The blood oozing out of the side of his mouth and a spot of blood coating his shoulder and spreading quickly, kicked in her nurse’s senses and she hurried to his side, kneeling down next to him. His ragged clothes looked to be at least two sizes too big. His shoulder-length brown hair was dirty, and bits and pieces of twigs were stuck in his ratted locks.
“Sir?” She touched his hand as her fingers searched for his pulse. There was one, but it was weak. “Sir? Can you hear me?”
Gently, she turned him over as she continued to check him for injuries. His face was covered with dirt and he sported an unkempt beard that covered the lower half of his face and even hung lower to cover his neck. Obviously, he hadn’t shaved for several months, maybe even a year.
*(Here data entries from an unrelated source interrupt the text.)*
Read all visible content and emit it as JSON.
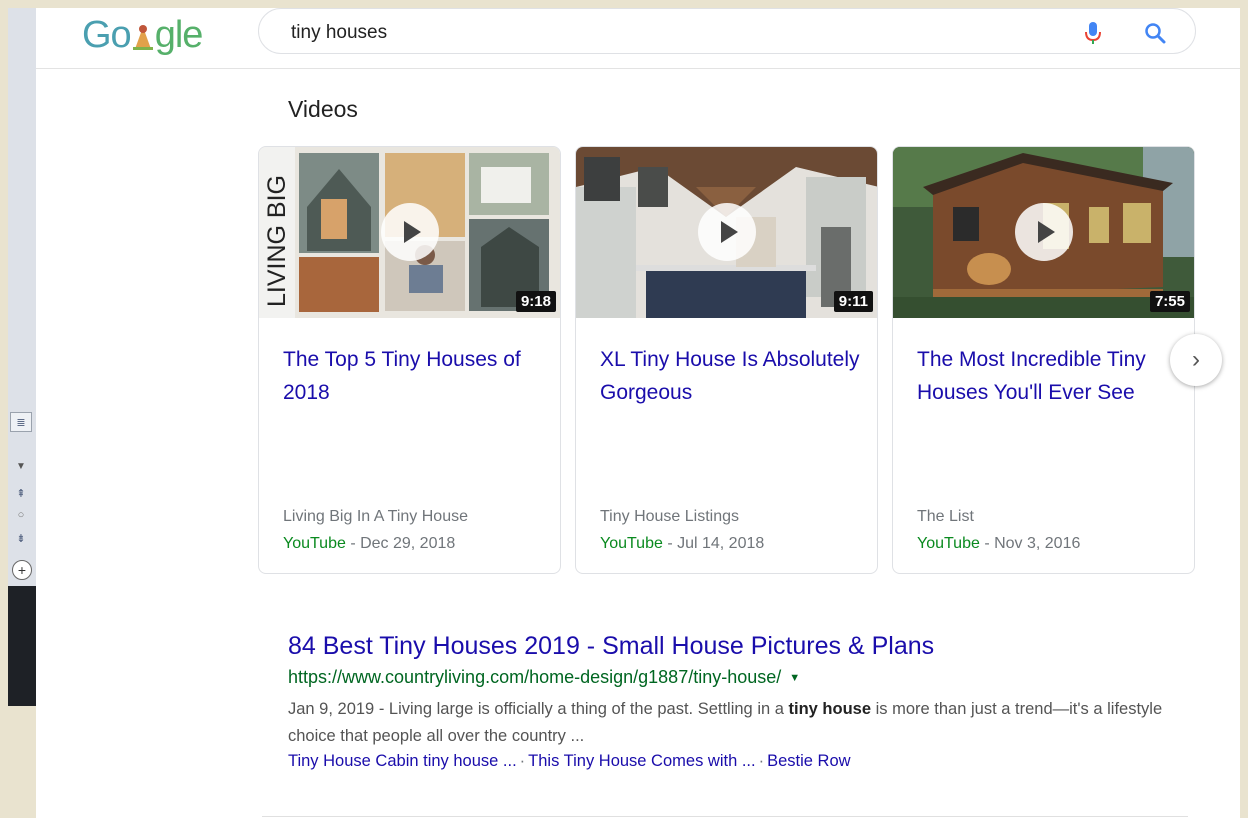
{
  "search": {
    "query": "tiny houses"
  },
  "logo": {
    "text_g": "Go",
    "text_rest": "gle"
  },
  "videos": {
    "heading": "Videos",
    "cards": [
      {
        "title": "The Top 5 Tiny Houses of 2018",
        "channel": "Living Big In A Tiny House",
        "source": "YouTube",
        "date": " - Dec 29, 2018",
        "duration": "9:18",
        "thumb_text": "LIVING BIG"
      },
      {
        "title": "XL Tiny House Is Absolutely Gorgeous",
        "channel": "Tiny House Listings",
        "source": "YouTube",
        "date": " - Jul 14, 2018",
        "duration": "9:11"
      },
      {
        "title": "The Most Incredible Tiny Houses You'll Ever See",
        "channel": "The List",
        "source": "YouTube",
        "date": " - Nov 3, 2016",
        "duration": "7:55"
      }
    ]
  },
  "result": {
    "title": "84 Best Tiny Houses 2019 - Small House Pictures & Plans",
    "url": "https://www.countryliving.com/home-design/g1887/tiny-house/",
    "snippet_date": "Jan 9, 2019",
    "snippet_pre": " - Living large is officially a thing of the past. Settling in a ",
    "snippet_bold": "tiny house",
    "snippet_post": " is more than just a trend—it's a lifestyle choice that people all over the country ...",
    "sitelinks": [
      "Tiny House Cabin tiny house ...",
      "This Tiny House Comes with ...",
      "Bestie Row"
    ]
  },
  "colors": {
    "link": "#1a0dab",
    "url": "#006621",
    "source": "#0a8a1f",
    "logo": "#5aa7b3"
  },
  "icons": [
    "mic-icon",
    "search-icon",
    "play-icon",
    "chevron-right-icon",
    "dropdown-caret-icon"
  ]
}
“Sir? Can you hear me?” she repeated, shaking him, but not enough to cause serious damage.
He groaned, but he didn’t open his eyes. This man needed a doctor, and yet, Uncle Albert’s house was closer than the hospital. Not to mention, she was a nurse. She could help him until a doctor arrived.
She stood and moved toward his head. He looked thin as if he hadn’t eaten for a while. Hopefully, she’d be able to lift him to her buggy. She bent and slid her arms underneath his shoulders. When her hand grazed the blood on the shirt, he moaned again. Blowing out a frustrated breath, she wasn’t sure how she could move him by herself, especially not knowing how serious his shoulder injury was.
“Ma’am? Do you need help?”
She released a frightened scream and stumbled back, turning to look behind her at the man standing so very close to her. When recognition hit, she sighed with relief. He worked on her uncle’s farm. He continued to wear the tribal headband of the Sioux Indians. He also seemed to be a good example to the others of his race who wanted to be part of the great state of Wyoming.
“Oh, Samuel.”
“Miss Lydia? Is that you?”
“Yes, Samuel. I need you to help me carry this man to my buggy. He’s hurt and I need to get him home to Uncle Albert.”
“But the hospital,” he motioned in the opposite direction, “is that way.”
“I know, but this man is hurt. I need to bandage him first, and then I’ll take him to the hospital.”
“But Miss Lydia, you cannot help this man. He has been living in these woods. He is not fit to be at the farm with you fine folks.”
“It doesn’t matter. I’m a nurse, and I will help anyone who needs medical attention. He’s bleeding, and I don’t want him to lose too much blood or he will die. Do you understand?”
“Yes, Miss Lydia.”
Samuel was tall and built like an ox. He lifted the stranger as if he was a sack of flour. He placed the man in the buggy as she climbed up and took hold of the reins.
“Miss Lydia? Do you want me to ride with you?”
“Yes, please.”
Since there was no place on the seat for Samuel to sit, he hopped on the back of the buggy and rode to the house with her. As soon as she stopped, Samuel jumped down and lifted the man in his arms again.
She hurried into the house. Uncle Albert walked out of the kitchen. When he saw Samuel and the unconscious man in the worker’s arms, he gasped.
“I don’t have time to explain,” she told her uncle. “This man is injured and I need to get his bleeding stopped before he dies.”
Nodding, Albert rushed into the guest bedroom and pulled down the blankets on the bed. Samuel laid the stranger on the mattress.
“Uncle Albert? Will you help me remove the man’s shirt?”
Between Samuel and her uncle, the man was stripped from the waist up while she prepared the water, and the soap, along with the bandages and ointment. Lydia turned up the lamp to get a better look at his shoulder wound. Immediately, she went to work removing the blood and the dirt. Once the spot was visible enough to see what kind of wound it was, she gasped and straightened. Her heartbeat hammered in a different rhythm.
The man had been shot! Her mind clouded with thoughts of what could have happened to him, but the one that stood out most was that he was running from the law. Inwardly, she groaned. Had she just brought an outlaw into her uncle’s house?